(WFI) London 2012 chief Sebastian Coe says he is putting no pressure on Team GB’s men’s football coach to pick David Beckham for the Olympics even though his selection is guaranteed to help shift some of the 1.4 million tickets on sale for this summer’s football tournaments.
The former England captain arrives later today in the Greek capital to take part in the Olympic torch handover ceremony at the Panathenaic Stadium, home of the first Olympics of the modern era in 1896.
Speaking at a briefing in Athens on Thursday, Coe told reporters that using the LA Galaxy player at this milestone event in the run-up to this summer’s Games was only fitting given Beckham’s involvement with the London 2012 bid and subsequent role as a global ambassador for the Olympics. He said it should not make it harder for Team GB football boss Stuart Pearce to omit him from his squad.
“We have put absolutely no pressure on Stuart Pearce at all. Stuart has to pick the team that he thinks can lift that trophy,” Coe told reporters.
“I wouldn’t expect any coach to be operating on any other basis whether it’s wrestling or Olympic football. I think the coach has to be in pole position, you can never put pressure on coaches to choose people for any particular reason other than skill and merit.”
Coe admits that Beckham would add glamour to the Olympics football competition but insists that should not affect the selection decision.
“I think anything he joins he brings that to. It is entirely up to Stuart. Of course to have David around the Olympic programme is a fantastic thing but that’s not for anybody other than Stuart to decide,”
The double Olympic champion denied that bringing Beckham into the spotlight in Athens, a move designed to raise the profile of the torch handover ahead of its 70-day UK relay beginning Saturday, would now make it more difficult for Pearce to leave him out of his Team GB plans.

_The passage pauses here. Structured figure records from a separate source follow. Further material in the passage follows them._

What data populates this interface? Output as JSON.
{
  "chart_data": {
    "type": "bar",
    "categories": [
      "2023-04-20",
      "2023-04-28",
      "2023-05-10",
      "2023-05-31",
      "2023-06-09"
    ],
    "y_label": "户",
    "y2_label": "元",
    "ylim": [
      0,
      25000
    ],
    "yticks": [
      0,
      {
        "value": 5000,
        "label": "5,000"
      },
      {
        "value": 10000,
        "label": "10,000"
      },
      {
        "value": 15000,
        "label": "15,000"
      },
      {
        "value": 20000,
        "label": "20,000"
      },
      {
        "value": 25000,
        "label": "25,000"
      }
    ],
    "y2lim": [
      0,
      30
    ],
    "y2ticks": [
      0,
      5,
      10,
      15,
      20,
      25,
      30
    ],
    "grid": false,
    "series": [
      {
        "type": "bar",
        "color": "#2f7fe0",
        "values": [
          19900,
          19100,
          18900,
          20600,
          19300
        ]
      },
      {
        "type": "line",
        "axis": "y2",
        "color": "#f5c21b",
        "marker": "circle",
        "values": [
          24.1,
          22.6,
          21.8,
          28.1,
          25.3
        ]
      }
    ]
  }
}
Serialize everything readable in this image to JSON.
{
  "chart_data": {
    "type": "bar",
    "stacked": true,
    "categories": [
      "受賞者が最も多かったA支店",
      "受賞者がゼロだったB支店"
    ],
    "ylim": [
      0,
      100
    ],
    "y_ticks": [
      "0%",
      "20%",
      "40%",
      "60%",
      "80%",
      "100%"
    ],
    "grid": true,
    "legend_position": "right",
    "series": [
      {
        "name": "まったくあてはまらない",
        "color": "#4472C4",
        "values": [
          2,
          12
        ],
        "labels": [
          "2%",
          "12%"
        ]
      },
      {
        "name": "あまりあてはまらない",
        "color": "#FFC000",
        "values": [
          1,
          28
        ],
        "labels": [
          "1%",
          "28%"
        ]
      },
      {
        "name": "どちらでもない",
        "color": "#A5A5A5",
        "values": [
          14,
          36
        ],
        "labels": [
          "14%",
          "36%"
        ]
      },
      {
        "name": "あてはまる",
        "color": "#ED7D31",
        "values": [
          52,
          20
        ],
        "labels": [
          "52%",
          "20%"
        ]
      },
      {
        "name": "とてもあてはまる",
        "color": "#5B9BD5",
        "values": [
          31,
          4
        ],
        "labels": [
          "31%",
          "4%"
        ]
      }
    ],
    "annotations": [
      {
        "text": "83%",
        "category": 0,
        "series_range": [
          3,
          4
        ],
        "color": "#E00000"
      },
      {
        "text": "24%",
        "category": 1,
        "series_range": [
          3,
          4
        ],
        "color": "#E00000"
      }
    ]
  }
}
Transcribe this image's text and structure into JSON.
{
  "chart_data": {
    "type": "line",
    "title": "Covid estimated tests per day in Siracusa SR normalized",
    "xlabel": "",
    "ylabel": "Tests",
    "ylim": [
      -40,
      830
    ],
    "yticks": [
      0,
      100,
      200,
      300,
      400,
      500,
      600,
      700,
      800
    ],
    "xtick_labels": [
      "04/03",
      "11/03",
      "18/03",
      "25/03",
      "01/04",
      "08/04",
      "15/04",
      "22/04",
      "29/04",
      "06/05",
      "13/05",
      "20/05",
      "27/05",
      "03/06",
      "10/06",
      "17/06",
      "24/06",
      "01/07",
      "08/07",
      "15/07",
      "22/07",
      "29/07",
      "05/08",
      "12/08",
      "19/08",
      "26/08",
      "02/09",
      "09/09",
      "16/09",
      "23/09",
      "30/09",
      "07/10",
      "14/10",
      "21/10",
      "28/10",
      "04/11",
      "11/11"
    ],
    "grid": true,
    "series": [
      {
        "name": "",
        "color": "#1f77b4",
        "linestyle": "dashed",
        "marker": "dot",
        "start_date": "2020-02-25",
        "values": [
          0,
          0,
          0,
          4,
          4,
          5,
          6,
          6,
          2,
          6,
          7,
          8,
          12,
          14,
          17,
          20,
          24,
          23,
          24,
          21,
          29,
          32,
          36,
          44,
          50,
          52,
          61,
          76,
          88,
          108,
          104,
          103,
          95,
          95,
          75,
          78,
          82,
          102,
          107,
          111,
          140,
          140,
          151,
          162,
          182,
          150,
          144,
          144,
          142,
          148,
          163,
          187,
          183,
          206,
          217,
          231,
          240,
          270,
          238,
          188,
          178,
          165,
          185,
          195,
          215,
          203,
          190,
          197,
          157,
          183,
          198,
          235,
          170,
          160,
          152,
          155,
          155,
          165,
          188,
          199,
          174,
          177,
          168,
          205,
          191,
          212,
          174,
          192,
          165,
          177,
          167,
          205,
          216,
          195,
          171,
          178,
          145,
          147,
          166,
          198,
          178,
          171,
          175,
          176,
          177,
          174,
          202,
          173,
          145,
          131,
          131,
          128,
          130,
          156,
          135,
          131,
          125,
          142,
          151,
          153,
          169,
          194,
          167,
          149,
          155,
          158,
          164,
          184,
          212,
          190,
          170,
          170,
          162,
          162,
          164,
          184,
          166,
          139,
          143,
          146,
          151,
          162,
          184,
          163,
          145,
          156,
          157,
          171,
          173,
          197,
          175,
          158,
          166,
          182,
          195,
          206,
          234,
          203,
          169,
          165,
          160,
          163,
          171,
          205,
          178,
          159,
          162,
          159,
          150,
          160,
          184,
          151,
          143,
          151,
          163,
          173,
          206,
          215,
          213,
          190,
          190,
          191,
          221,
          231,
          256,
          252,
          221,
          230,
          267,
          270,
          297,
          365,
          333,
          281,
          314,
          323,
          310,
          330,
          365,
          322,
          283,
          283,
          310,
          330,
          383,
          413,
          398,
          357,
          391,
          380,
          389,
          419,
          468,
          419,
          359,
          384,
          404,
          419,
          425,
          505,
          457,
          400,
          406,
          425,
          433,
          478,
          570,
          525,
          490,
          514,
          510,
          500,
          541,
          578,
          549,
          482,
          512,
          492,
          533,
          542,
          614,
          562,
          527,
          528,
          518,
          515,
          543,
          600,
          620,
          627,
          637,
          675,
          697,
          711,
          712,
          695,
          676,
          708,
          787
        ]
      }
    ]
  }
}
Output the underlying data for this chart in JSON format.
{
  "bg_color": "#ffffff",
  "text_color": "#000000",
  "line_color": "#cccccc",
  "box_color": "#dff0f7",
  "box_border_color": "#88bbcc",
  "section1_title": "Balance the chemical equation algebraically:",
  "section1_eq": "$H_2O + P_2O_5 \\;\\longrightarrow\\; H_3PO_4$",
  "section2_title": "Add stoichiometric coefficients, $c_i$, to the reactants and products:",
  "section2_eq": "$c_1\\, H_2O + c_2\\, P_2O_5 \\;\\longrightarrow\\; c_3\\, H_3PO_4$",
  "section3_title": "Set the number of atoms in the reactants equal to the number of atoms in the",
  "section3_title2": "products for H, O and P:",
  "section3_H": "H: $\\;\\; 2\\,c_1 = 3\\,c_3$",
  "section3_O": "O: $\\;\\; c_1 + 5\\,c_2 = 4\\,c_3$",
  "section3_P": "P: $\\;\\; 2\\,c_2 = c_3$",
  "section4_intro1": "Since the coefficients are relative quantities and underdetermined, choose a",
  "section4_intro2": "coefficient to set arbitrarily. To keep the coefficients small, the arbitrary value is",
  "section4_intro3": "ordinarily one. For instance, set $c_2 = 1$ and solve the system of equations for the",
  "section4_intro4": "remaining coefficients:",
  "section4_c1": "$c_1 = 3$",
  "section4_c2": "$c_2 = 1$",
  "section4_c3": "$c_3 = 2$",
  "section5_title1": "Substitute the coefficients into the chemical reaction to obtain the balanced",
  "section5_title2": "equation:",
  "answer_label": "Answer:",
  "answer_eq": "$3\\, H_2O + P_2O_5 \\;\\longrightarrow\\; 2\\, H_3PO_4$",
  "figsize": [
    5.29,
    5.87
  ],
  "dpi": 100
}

“No, absolutely not any more than we would expect a recall for Steve Redgrave or Daley Thompson,” Coe said.
“It would be ridiculous not to use somebody who has been intimately involved with the whole process and actually rings up on a regular basis to ask if there’s anything else he needs to know and can do to help us.”
Olympics minister Hugh Robertson said he had witnessed first-hand the technical side involved in the selection of elite athletes across some of 26 Olympic sports – and expects the same rigorous selection criteria to be applied by Pearce for the football squad.
“You can’t have in that highly competitive environment a sentimental moment and pick somebody because it would be nice for the front pages of the newspapers,” he told reporters.
“It is just not the way this process works. It would be lovely, yes, to see Beckham at the Olympics but he has to be there on the merits of his own performance and nothing else.”
Beckham, who attended a White House ceremony with his Galaxy team mates earlier this week to receive an award from US President Barack Obama for winning the Major League Soccer Championship, is one of several senior players being considered by Pearce for his U-23 Olympic squad.
Pearce is due to select the 18 members of his squad in the next few weeks; it will include three over-age players. Along with Beckham, Manchester United star Ryan Giggs is hotly tipped to fill two of the slots.
England manager Roy Hodgson named his Euro 2012 squad yesterday. The English FA have previously confirmed that those picked for the UEFA football showpiece in Poland and Ukraine are ineligible for the Olympics.